You’ve read the dire projections and heard the hue and cry. Radio frequency identification technology, or RFID, is too expensive and complicated. It’s causing suppliers to buckle under the pressure of deadlines imposed by major retail chains. Wal-Mart is insisting its top suppliers have such tracking technology in place by next year. Target and Albertson’s have issued similar directives.
Strong medicine, indeed. But, as with many strong medicines, the long-term result easily outweighs the initial discomfort. We believe that the prescription for remaining vital and competitive for the next 10 years and beyond is embracing the best available RFID technology, not dismissing it or opting for cheaper, less efficient “slap and ship” alternatives.
RFID is more than a fancy bar-code upgrade. Tagging an object to carry descriptive information in a manner that can be read from a distance, using a signal transmitted from a reader, takes product control to a new level. Tags can be embedded in almost any object, or placed on a pallet or container; they can even be incorporated into packaging materials such as cardboard boxes or printed labels. They have the potential to store and deliver enormous amounts of information about goods, production, storage and shipping.

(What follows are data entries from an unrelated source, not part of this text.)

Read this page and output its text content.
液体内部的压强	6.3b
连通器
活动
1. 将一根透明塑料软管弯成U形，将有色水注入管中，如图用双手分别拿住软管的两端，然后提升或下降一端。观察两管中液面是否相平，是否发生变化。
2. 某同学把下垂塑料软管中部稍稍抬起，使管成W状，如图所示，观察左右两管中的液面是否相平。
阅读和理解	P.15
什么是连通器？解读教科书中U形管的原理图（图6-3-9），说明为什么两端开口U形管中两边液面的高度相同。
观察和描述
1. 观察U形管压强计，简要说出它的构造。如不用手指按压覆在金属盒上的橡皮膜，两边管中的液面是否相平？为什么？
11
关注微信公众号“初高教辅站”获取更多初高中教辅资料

Such data synchronization is something the savviest businesses and most professional services firms realize is the bedrock of competitive advantage. It will lead to increased accountability, from senior management to the people loading and unloading pallets at the warehouse level. The supply chain is often sloppy and elastic, too often prone to human error. RFID can correct that by monitoring where goods are traveling, and who is doing the checking and handling at each point. It also can provide a better grasp of state or regional tax code implications and reap further savings.
There are additional benefits of RFID in operations, information systems, sales, marketing, HR and finance. Planning for all the financial areas affected by RFID and integrating financial information with operations and improving the confidentiality, integrity and visibility of information promises a more timely and stable supply chain. Increasing internal controls accuracy has compliance ramifications with Section 404 of the Sarbanes-Oxley Act, especially when RFID data is located in company financial systems.
It’s not as if the early successes of RFID aren’t already known. E-ZPass and Speedpass, two examples of so-called “passive” RFID technology, ease payment management and serve as ID badges for identity management. In Britain, pilot RFID trials have been a part of the retail industry for several years. Marks & Spencer, for instance, implemented a pilot program involving the tagging of 3.5 million reusable containers used in its supply chain and reduced data collection time by 83 percent. More than 100 suppliers are working with Marks & Spencer on this program.
Perhaps the real challenge of the RFID revolution is changing the thinking of senior management that may fail to see the big picture, or who might be facing unique obstacles in their own businesses that distract from making bold and innovative decisions. That could be shortsighted thinking. RFID must be seen as a necessary cost of doing business or it could cost a company dearly in the long run.
Certainly, there is concern about the upfront costs of RFID, and those concerns are genuine. But RFID isn’t simply a technological revolution. It’s a business revolution, and those who fail to recognize and embrace it may well be left behind.
Doug Lattner is chairman and CEO of Deloitte Consulting, based in New York.